The Empire Strikes Back
by Shane Fitzgerald
“Look, I ain’t in this for your revolution, and I’m not in it for you, princess. I expect to be well paid. I’m in it for the money.”
— Han Solo, Star Wars: A New Hope
Avinash Persaud, chairman of the Warwick Commission, whose 2009 report on international financial reform was one of the best to come out of the financial crisis, has a short article up on VOXEU dealing with the key policy responses to date.
“The Empire Strikes Back” argues that:
despite appearing to be down and out, the banking lobby has struck back, successfully making the case that all of these initiatives should be postponed or phased-in between 2015 and 2019. By then the pressure for regulatory reform could be a distant memory.
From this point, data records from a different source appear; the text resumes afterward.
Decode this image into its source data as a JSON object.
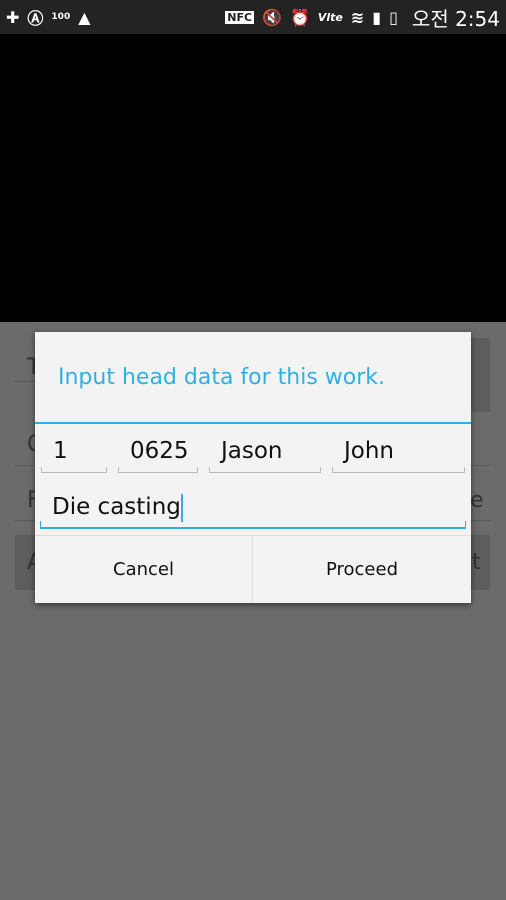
{
  "status_bar": {
    "icons": [
      "plus-icon",
      "a-circle-icon",
      "battery-100-icon",
      "warning-icon",
      "nfc-icon",
      "mute-icon",
      "alarm-icon",
      "volte-icon",
      "wifi-lock-icon",
      "signal-icon",
      "battery-charging-icon"
    ],
    "nfc": "NFC",
    "volte": "Vlte",
    "battery_label": "100",
    "time": "오전 2:54"
  },
  "background": {
    "fragments": [
      "T",
      "C",
      "F",
      "e",
      "A",
      "t"
    ]
  },
  "dialog": {
    "title": "Input head data for this work.",
    "fields": [
      "1",
      "0625",
      "Jason",
      "John"
    ],
    "description": "Die casting",
    "cancel": "Cancel",
    "proceed": "Proceed",
    "accent": "#2fb0e0"
  }
}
Financial regulation veterans will be experiencing déjà vu. In each of the last seven international financial crises, plans for a radical shake up of international regulatory or monetary arrangements made surprising progress, only to be tidied away and stuffed in the bottom drawer once the economy recovered.
Meanwhile, over at his BBC blog, Robert Peston has been reviewing the agreement of “the most important global initiative to learn the lessons of the 2008 banking crisis and correct them” to date, namely the agreement of the new Basel III rules on banking supervision last weekend. Peston vents his frustration on two fronts. The first is that this crucial decision was not publicised and debated more widely outside the specialist financial press. After all, he argues:
If we want to avoid future financial crises that impoverish us all, we’ve got to pin our hopes on the effectiveness of these new rules … And, by the way, whether the rules work or not, they’ll have an effect on the price and availability of credit … So if you can find me many stories in the past few days or months that matter as much, then I’ll acknowledge I’m living on a different planet from you.
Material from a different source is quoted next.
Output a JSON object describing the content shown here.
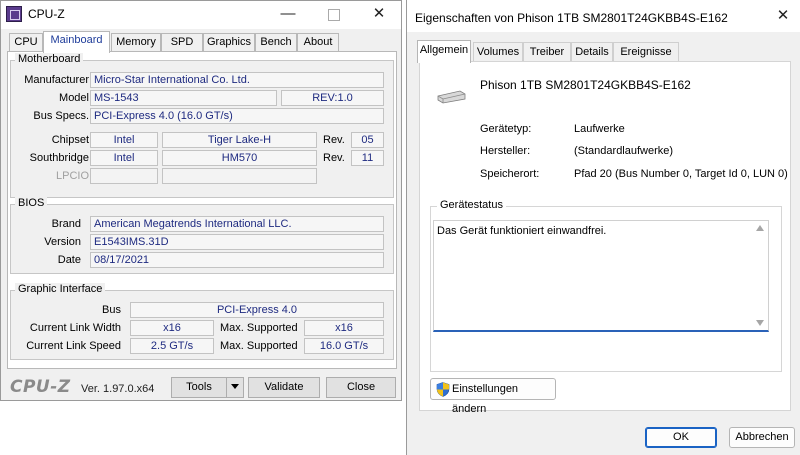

His second, much more troubling concern is about the likely impact and efficacy of the new measures on the ground.
Like Persaud, he fears that regulators and central bankers have again been bullied by the awesome might of the global banking lobby into a lackadaisical response to financial catastrophe. His piece touches on the opacity and incrementality of many of the new measures but his most compelling point concerns “the one new rule that might have acted as a serious permanent dampener on banks’ tendency to irrational exuberance, namely a new non-risk-based leverage ratio.” This, Peston argues:
… is being set at a level that will continue to allow banks to lend mind-boggling and record amounts (by all historical standards) relative to their capital resources … It allows banks to be prone to bankruptcy from a 3% fall in the value of their gross assets – which does not seem altogether prudent.
What’s more, the Basel Committee members could not even agree among themselves … to make this relatively loose constraint obligatory for all banks: it’s only an intention to make it such on 1 January 2018, subject to testing its impact in a “parallel run period”.
With the FT reporting that investors “breathed a sigh of relief that there were no unpleasant surprises in the Basel III rules” and the WSJ trying to insist that the new regulations are “tougher than they seem”, it is clear that proponents of radical reform have lost this major battle. This should not be surprising, as even the elected officials in charge of regulating financial markets in Europe acknowledge the effective absence of such proponents from international negotiating tables.
A group of MEPs and other European parliamentarians recently drew attention to “the pressure exerted by the financial and banking industry to influence the laws governing it”, going so far as to say that the “asymmetry between the power of this lobbying activity and the lack of counter-expertise poses a danger to democracy” and must be tempered by a much more clamorous and coherent civil society contribution to the political process in this area.
This relates back to Peston’s first point. Currently there is plenty of anger at the banks but little by way of organised, publicised opposition to the path of regulatory reform on which we have embarked. Revolutionary reform won’t happen in a political vacuum. Its advocates need not just the oxygen of publicity, but the fuel of expertise, resources and access if they are to thrive.
As any Star Wars fan will tell you, challenging the supremacy of a resurgent empire requires a strong rebel alliance, a great deal of goodwill and some well-channelled force.